"Dylan nggak sengaja bilang sesuatu yang mungkin menyakiti hati Lavina Ma...," aku Dylan kemudian.
Huft..sang mama hanya bisa menghembuskan nafasnya kasar. Melihat kelakuan sang anak.
"Mama nggak pernah ajarin Dylan buat nyakitin perempuan loh bahkan meski hanya lewat kata-kata. Dan Dylan harusnya sadar bahwa ketika Dylan melakukan itu, bisa saja orang lain juga memperlakukan mama dan Diandra dengan cara yang sama. Apa Dylan rela kami diperlakukan seperti itu juga?" tanya sang mama yang dijawab denga gelengan kepala oleh Dylan.
"Karena itu Bang, harusnya abang nggak memperlakukan Lavina seperti itu. Meskipun abang memang benar-benar nggak suka sama dia...," ucap sang Mama. Kali ini Dylan menganggukkan kepalanya.
Sang papa hanya geleng-geleng kepala melihat kelakuan sang anak.

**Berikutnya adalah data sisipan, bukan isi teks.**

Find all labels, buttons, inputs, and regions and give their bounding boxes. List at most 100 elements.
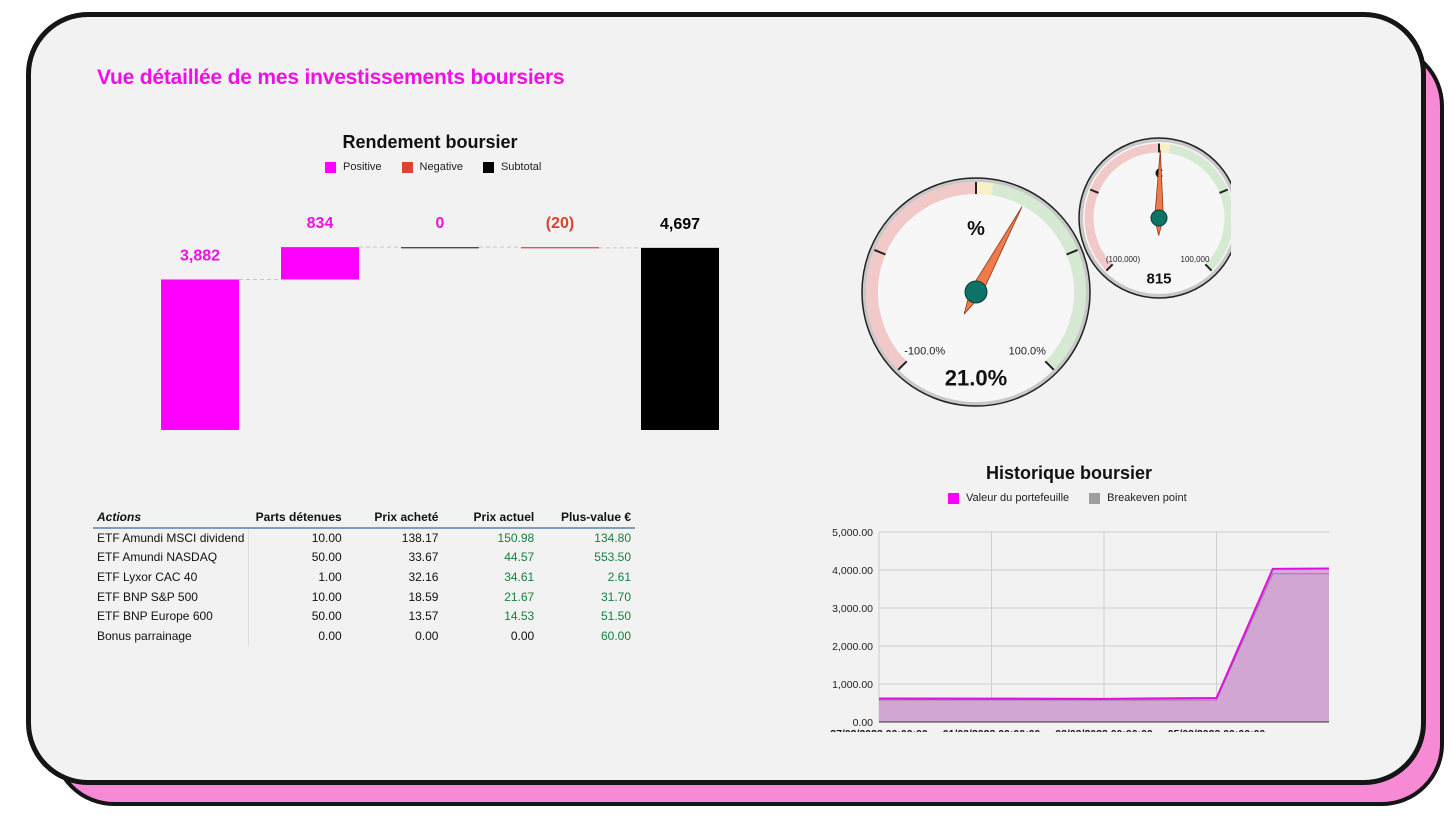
waterfall-category-label: Plus-value actions bbox=[274, 436, 366, 437]
col-header-parts: Parts détenues bbox=[255, 510, 342, 524]
history-x-tick-label: 03/03/2023 00:00:00 bbox=[1055, 728, 1153, 732]
col-header-prix-achete: Prix acheté bbox=[374, 510, 439, 524]
history-line-breakeven bbox=[879, 573, 1329, 701]
history-y-tick-label: 4,000.00 bbox=[832, 565, 873, 577]
legend-item-negative: Negative bbox=[401, 161, 463, 173]
cell-parts: 10.00 bbox=[311, 531, 342, 546]
waterfall-bar bbox=[641, 247, 719, 430]
cell-plus-value: 60.00 bbox=[600, 628, 631, 643]
legend-swatch-negative bbox=[401, 161, 413, 173]
cell-action: ETF BNP S&P 500 bbox=[93, 586, 250, 607]
cell-prix-actuel: 21.67 bbox=[504, 589, 535, 604]
euro-gauge-value: 815 bbox=[1146, 271, 1171, 288]
percent-gauge-max-label: 100.0% bbox=[1009, 346, 1047, 358]
waterfall-title: Rendement boursier bbox=[342, 132, 518, 152]
cell-parts: 1.00 bbox=[318, 569, 342, 584]
cell-action: ETF Amundi NASDAQ bbox=[93, 547, 250, 568]
cell-prix-achete: 18.59 bbox=[408, 589, 439, 604]
cell-prix-actuel: 150.98 bbox=[497, 531, 535, 546]
history-line-portefeuille bbox=[878, 567, 1330, 700]
euro-gauge-tick bbox=[1204, 263, 1213, 272]
legend-label-positive: Positive bbox=[343, 161, 382, 173]
cell-prix-achete: 32.16 bbox=[408, 569, 439, 584]
cell-parts: 10.00 bbox=[311, 589, 342, 604]
history-y-tick-label: 1,000.00 bbox=[832, 679, 873, 691]
cell-action: ETF Amundi MSCI dividend bbox=[93, 528, 250, 548]
legend-item-positive: Positive bbox=[325, 161, 382, 173]
holdings-table: Actions Parts détenues Prix acheté Prix … bbox=[93, 507, 635, 646]
cell-parts: 0.00 bbox=[318, 628, 342, 643]
percent-gauge-hub bbox=[964, 280, 988, 304]
cell-parts: 50.00 bbox=[311, 609, 342, 624]
euro-gauge-tick bbox=[1089, 188, 1099, 194]
euro-gauge-tick bbox=[1219, 188, 1229, 194]
history-legend: Valeur du portefeuille Breakeven point bbox=[948, 492, 1207, 504]
history-title: Historique boursier bbox=[985, 463, 1153, 483]
legend-swatch-subtotal bbox=[482, 161, 494, 173]
gauges: -100.0%100.0%%21.0%(100,000)100,000€815 bbox=[861, 137, 1231, 407]
waterfall-data-label: (20) bbox=[546, 215, 574, 232]
cell-prix-achete: 33.67 bbox=[408, 550, 439, 565]
cell-action: ETF Lyxor CAC 40 bbox=[93, 567, 250, 587]
history-x-tick-label: 05/03/2023 00:00:00 bbox=[1168, 728, 1266, 732]
percent-gauge-tick bbox=[1066, 248, 1079, 256]
legend-label-portefeuille: Valeur du portefeuille bbox=[966, 492, 1070, 504]
euro-gauge-min-label: (100,000) bbox=[1106, 255, 1141, 264]
euro-gauge-tick bbox=[1105, 263, 1114, 272]
col-header-prix-actuel: Prix actuel bbox=[473, 510, 535, 524]
percent-gauge-value: 21.0% bbox=[945, 365, 1007, 390]
waterfall-bar bbox=[521, 247, 599, 249]
waterfall-data-label: 3,882 bbox=[180, 247, 220, 264]
history-y-tick-label: 0.00 bbox=[853, 717, 874, 729]
percent-gauge-unit: % bbox=[967, 218, 985, 240]
waterfall-data-label: 4,697 bbox=[660, 216, 700, 233]
cell-action: ETF BNP Europe 600 bbox=[93, 606, 250, 626]
legend-item-breakeven: Breakeven point bbox=[1089, 492, 1187, 504]
cell-plus-value: 51.50 bbox=[600, 609, 631, 624]
cell-prix-actuel: 34.61 bbox=[504, 569, 535, 584]
cell-plus-value: 553.50 bbox=[594, 550, 631, 565]
history-x-tick-label: 27/02/2023 00:00:00 bbox=[830, 728, 928, 732]
col-header-plus-value: Plus-value € bbox=[560, 510, 631, 524]
cell-prix-achete: 138.17 bbox=[401, 531, 439, 546]
euro-gauge-max-label: 100,000 bbox=[1181, 255, 1210, 264]
waterfall-chart: 3,882 Invest. boursiers 834 Plus-value acti… bbox=[158, 215, 734, 437]
cell-prix-actuel: 44.57 bbox=[504, 550, 535, 565]
dashboard-card: Vue détaillée de mes investissements bou… bbox=[26, 12, 1426, 785]
table-row: ETF BNP Europe 600 50.00 13.57 14.53 51.… bbox=[93, 606, 635, 626]
history-y-tick-label: 2,000.00 bbox=[832, 641, 873, 653]
waterfall-data-label: 834 bbox=[307, 215, 334, 232]
waterfall-bar bbox=[161, 279, 239, 430]
euro-gauge-hub bbox=[1150, 209, 1168, 227]
legend-item-portefeuille: Valeur du portefeuille bbox=[948, 492, 1069, 504]
table-row: ETF Amundi NASDAQ 50.00 33.67 44.57 553.… bbox=[93, 547, 635, 568]
history-area-breakeven bbox=[879, 573, 1329, 722]
cell-action: Bonus parrainage bbox=[93, 625, 250, 646]
cell-prix-actuel: 14.53 bbox=[504, 609, 535, 624]
cell-prix-achete: 0.00 bbox=[415, 628, 439, 643]
legend-swatch-positive bbox=[325, 161, 336, 173]
table-row: ETF BNP S&P 500 10.00 18.59 21.67 31.70 bbox=[93, 586, 635, 607]
percent-gauge-mid-band bbox=[975, 182, 994, 196]
waterfall-data-label: 0 bbox=[436, 215, 445, 232]
percent-gauge-tick bbox=[873, 248, 886, 256]
waterfall-bar bbox=[281, 247, 359, 280]
history-x-tick-label: 01/03/2023 00:00:00 bbox=[943, 728, 1041, 732]
page-title: Vue détaillée de mes investissements bou… bbox=[97, 66, 565, 89]
cell-plus-value: 31.70 bbox=[600, 589, 631, 604]
history-chart: 0.00 1,000.00 2,000.00 3,000.00 4,000.00 5,00… bbox=[830, 527, 1330, 732]
cell-parts: 50.00 bbox=[311, 550, 342, 565]
legend-label-breakeven: Breakeven point bbox=[1107, 492, 1187, 504]
waterfall-category-label: Frais boursiers bbox=[522, 436, 598, 437]
history-y-tick-label: 5,000.00 bbox=[832, 527, 873, 539]
table-header-row: Actions Parts détenues Prix acheté Prix … bbox=[93, 507, 635, 528]
cell-plus-value: 134.80 bbox=[594, 531, 631, 546]
waterfall-bar bbox=[401, 247, 479, 249]
table-row: Bonus parrainage 0.00 0.00 0.00 60.00 bbox=[93, 625, 635, 646]
legend-swatch-breakeven bbox=[1089, 492, 1101, 504]
table-row: ETF Lyxor CAC 40 1.00 32.16 34.61 2.61 bbox=[93, 567, 635, 587]
table-row: ETF Amundi MSCI dividend 10.00 138.17 15… bbox=[93, 528, 635, 548]
waterfall-category-label: Valeur du portefeuille bbox=[627, 436, 734, 437]
col-header-actions: Actions bbox=[97, 510, 142, 524]
cell-plus-value: 2.61 bbox=[607, 569, 631, 584]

Dylan memang putranya yang cukup menurut, ia jarang memarahi anak itu karena ia tahu tanggung jawab anak itu sangat besar untuk keluarga. Terlebih mengurus perusahaan yang hampir saja bangkrut dulu karena ia sakit-sakitan.
Tapi, melihat kelakuan sang anak yang mungkin saja melewati batas makanya ia membiarkan sang istri mengambil alih tugasnya untuk meluruskan kelakuan sang anak agar tidak salah jalan seperti saat ini. Ia mendengarkan sang istri yang tengah memberi nasehat pada putranya.
Sementara itu, setelah sang Mama memberikan ceramah pada abangnya, Diandra meletakkan undangan di atas meja tepat berada diantara kue-kue dan minuman peneman mereka nonton tv. Dylan melihat hal itu pun menjadi bingung, undangan siapa? batinnya. Menyadari arti tatapan penuh tanya kakaknya itu Diandra hanya menanggapi dengan pernyataan singkat.
"Abang baca aja sendiri....," ujar Diandra. Ia kemudian mengambil putranya yang tengah tertidur dari gendongan sang Kakak untuk dipindahkannya ke box bayi di kamarnya yang berada di rumah kedua orang tuanya.
Sementara Leon mendapati sang istri beranjak dari tempat duduk disampingnya pun mengikuti kepergiannya. Hingga tersisalah Mama Diana, Papa Daniel dan Dylan yang berada di ruang keluarga. Dylan pun mengambil undangan di meja itu dan membacanya. Ia terkejut mendapati siapa nama wanita yang dicetak dengan tinta emas di undangan tersebut.
"Lavina akan segera jadi milik orang Bang. Itu undangan pertunangannya, minggu depan acaranya...," ujar sang Mama membuyarkan keterkejutan putranya.
"Dia....," Dylan tak bisa berkata-kata. Baru beberapa menit lalu ia mengejek Lavina tentang siapa gerangan lelaki yang mau dengan dirinya, dan tentu saja hal itu menoreh luka di hati Lavina. Dan kini, ia yang terkejut mendengar berita pertunangan wanita yang diejeknya beberapa menit lalu itu.
"Mungkin Lavina udah capek nungguin abang yang nggak peka-peka. Makanya ia menyetujui permintaan orang tuanya untuk menunangkan ia dengan anak rekan bisnis papanya...," jelas Sang Mama kemudian.
Dylan tak bisa berkata-kata. Ia hanya diam dan kemudian pamit pergi ke kamarnya untuk mandi dan berganti pakaian. Papa dan Mamanya pun mengiyakan. Mereka tahu bahwa mungkin ada sesuatu di hati putranya itu yang selama ini rapat ditutupinya melihat betapa terkejutnya wajah putranya tadi setelah membaca undangan pertungan anak tetanggannya itu.
"Apa Mama keterlaluan ya pa...?" tanya Mama Diana pada suaminya, Daniel selepas kepergian sang putra.
Daniel menggelengkan kepalanya sebagai isyarat jawaban atas pertanyaan sang istri.
"Papa rasa nggak, Dylan memang perlu ditegasi seperti itu Ma. Terima kasih mama mau mengambil alih tugas papa...," ujar Daniel.
"Iya karena mama tahu, papa nggak akan tega kalau mau marahi Dylan...," kekeh Diana. Ia sangat tahu bahwa sang suami sangat menyayangi putranya itu, terlebih ketika putranya menerima tanggung jawab besar yang semula diembannya.